Wednesday, December 25, 2013

The Purpose of Education

So earlier I wrote a post briefly musing on what I took education to be.  This post is on what the purpose of education is supposed to be.

The kind of education I have in mind here is what I call "institutionalized education."  This is the sort of education that occurs in publicly and privately funded schools from pre-kindergarten to graduate studies.  Institutionalized education is typically what first comes to mind among most individuals when they consider the meaning of the term, "education."

What is the purpose and function of institutionalized education?  There seem to me two general answers to the question: one is scholarly, the other is economic.

The scholarly purpose of education might be for the acquisition of knowledge for its own sake.  Under this guidelines, schools would train its students to acquire new knowledge as effectively as possible.  This typically entails training students in the methodologies of various fields, like the scientific method, probability/statistics, formal logic, hermeneutics, etc.

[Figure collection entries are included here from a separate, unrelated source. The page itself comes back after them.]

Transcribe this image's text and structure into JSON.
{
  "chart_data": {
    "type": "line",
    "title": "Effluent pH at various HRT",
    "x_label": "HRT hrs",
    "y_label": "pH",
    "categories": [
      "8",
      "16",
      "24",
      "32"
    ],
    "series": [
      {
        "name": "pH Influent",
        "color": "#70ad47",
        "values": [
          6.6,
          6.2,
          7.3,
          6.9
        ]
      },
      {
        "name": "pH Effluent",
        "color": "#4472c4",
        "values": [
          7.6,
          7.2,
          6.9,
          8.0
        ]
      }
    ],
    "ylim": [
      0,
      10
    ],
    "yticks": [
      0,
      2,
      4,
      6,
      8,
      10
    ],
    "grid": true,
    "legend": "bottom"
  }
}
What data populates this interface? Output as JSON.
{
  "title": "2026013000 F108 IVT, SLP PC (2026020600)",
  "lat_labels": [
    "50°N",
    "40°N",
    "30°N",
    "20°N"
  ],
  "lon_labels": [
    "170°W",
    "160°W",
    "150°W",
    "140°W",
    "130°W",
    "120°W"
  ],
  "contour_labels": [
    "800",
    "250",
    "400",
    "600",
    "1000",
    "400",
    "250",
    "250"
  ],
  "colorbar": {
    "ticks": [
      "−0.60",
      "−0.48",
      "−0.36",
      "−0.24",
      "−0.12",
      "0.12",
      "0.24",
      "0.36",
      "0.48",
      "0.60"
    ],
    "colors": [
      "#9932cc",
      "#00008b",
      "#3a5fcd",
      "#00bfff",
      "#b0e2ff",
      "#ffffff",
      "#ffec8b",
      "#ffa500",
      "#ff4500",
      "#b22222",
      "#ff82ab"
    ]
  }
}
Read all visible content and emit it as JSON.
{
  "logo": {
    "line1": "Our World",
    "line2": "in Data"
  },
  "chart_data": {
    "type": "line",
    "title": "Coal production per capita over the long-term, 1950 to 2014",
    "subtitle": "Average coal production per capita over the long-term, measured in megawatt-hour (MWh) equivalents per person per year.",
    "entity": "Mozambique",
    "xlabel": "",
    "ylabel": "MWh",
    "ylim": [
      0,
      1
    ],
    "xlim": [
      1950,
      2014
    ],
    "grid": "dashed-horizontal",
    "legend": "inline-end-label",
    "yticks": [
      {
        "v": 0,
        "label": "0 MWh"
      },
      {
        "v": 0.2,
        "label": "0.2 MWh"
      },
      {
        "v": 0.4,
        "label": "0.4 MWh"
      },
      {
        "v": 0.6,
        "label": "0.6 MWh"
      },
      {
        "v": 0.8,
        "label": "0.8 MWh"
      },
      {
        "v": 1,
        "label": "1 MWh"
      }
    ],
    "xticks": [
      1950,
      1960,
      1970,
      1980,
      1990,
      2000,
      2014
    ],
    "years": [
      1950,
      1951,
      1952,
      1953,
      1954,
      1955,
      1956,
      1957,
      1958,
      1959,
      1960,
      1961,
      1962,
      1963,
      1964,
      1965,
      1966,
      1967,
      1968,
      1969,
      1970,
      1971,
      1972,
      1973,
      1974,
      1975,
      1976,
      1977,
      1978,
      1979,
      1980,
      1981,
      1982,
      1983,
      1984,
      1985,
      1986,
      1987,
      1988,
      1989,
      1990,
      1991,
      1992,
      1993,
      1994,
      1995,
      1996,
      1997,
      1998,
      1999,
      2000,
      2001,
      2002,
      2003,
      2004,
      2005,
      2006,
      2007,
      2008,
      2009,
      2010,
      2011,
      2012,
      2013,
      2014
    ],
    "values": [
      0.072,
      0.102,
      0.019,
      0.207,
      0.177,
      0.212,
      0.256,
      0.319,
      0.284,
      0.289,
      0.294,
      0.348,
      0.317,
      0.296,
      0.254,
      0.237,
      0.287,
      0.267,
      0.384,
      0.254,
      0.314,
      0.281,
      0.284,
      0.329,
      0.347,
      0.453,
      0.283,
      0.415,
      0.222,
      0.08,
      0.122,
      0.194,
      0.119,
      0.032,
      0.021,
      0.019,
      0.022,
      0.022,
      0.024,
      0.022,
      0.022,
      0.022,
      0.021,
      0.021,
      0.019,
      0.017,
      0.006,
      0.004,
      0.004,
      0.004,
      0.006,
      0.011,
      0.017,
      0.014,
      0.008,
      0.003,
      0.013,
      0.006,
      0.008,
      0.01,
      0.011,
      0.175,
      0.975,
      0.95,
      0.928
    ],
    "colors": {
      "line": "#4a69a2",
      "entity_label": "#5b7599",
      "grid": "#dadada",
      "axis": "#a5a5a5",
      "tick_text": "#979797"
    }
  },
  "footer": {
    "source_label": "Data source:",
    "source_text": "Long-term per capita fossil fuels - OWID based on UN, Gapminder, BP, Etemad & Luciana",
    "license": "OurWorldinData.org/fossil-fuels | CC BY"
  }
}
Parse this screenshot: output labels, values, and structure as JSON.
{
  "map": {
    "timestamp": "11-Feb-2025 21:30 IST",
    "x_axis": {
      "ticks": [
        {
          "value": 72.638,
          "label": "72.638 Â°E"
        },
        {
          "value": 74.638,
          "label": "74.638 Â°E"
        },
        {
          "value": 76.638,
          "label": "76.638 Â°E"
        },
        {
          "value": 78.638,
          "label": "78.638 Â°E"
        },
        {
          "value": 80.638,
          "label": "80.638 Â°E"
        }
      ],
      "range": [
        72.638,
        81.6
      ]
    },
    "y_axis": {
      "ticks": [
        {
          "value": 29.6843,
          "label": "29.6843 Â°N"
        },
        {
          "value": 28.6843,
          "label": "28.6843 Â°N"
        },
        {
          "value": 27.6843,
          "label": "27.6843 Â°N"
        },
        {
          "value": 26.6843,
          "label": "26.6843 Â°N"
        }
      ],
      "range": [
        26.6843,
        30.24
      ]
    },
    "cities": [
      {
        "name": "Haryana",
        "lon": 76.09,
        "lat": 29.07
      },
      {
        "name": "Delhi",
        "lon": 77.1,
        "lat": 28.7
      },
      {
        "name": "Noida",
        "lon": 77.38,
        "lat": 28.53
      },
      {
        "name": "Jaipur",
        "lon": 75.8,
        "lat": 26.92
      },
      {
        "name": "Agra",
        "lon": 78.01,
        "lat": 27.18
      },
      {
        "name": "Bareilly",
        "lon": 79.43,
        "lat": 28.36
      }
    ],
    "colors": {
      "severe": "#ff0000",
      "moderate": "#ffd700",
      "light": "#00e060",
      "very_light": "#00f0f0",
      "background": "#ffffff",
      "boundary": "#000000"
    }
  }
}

The economic purpose of education treats education as instrumental in nature.  Education is the means to which one can achieve a certain socio-economic status in life.  How is this so?  Society has used education as a filtering mechanism for its work force.  I guess the idea is that getting a degree, whether high school, college, or graduate school, is somehow supposed to indicate some kind of success in the workforce, that would be harder to attain without the degree.  Education along these lines typically entails teaching methods and informational content that would considered assets in the job market.

Either purpose is fine when considered independently.  The problems arise when educational institutions are charged to do both.  At least at the collegiate level, institutions regard themselves as being charged with the purpose of scholarly education.  However, education costs money.  It costs money to build classrooms, pay teachers, and procure lab equipment or teaching tools.  So, while many colleges would like to be viewed as institutions of scholarly education, economic realities often dictate that the pursue education along economic lines.  People view education as the means by which individuals and families can obtain economic stability.  This view influences the public funding of education, as well as the enrollment and alumni giving at private schools.

When schools view themselves as providing both scholarly and economic types of education, tensions can arise as to how to distribute limited resources.  When money's tight, do you cut back on departmental budgets uniformly?  Or do certain departments experience greater setbacks?

Here are a few things that I wonder about.  Is it true that most colleges and universities are trending towards a more economic view of education?  If so, is this a good, bad, or neutral thing?  More generally, is education only instrumentally viable, or is the pursuit of knowledge valuable for its own sake?  If we believe the latter, why?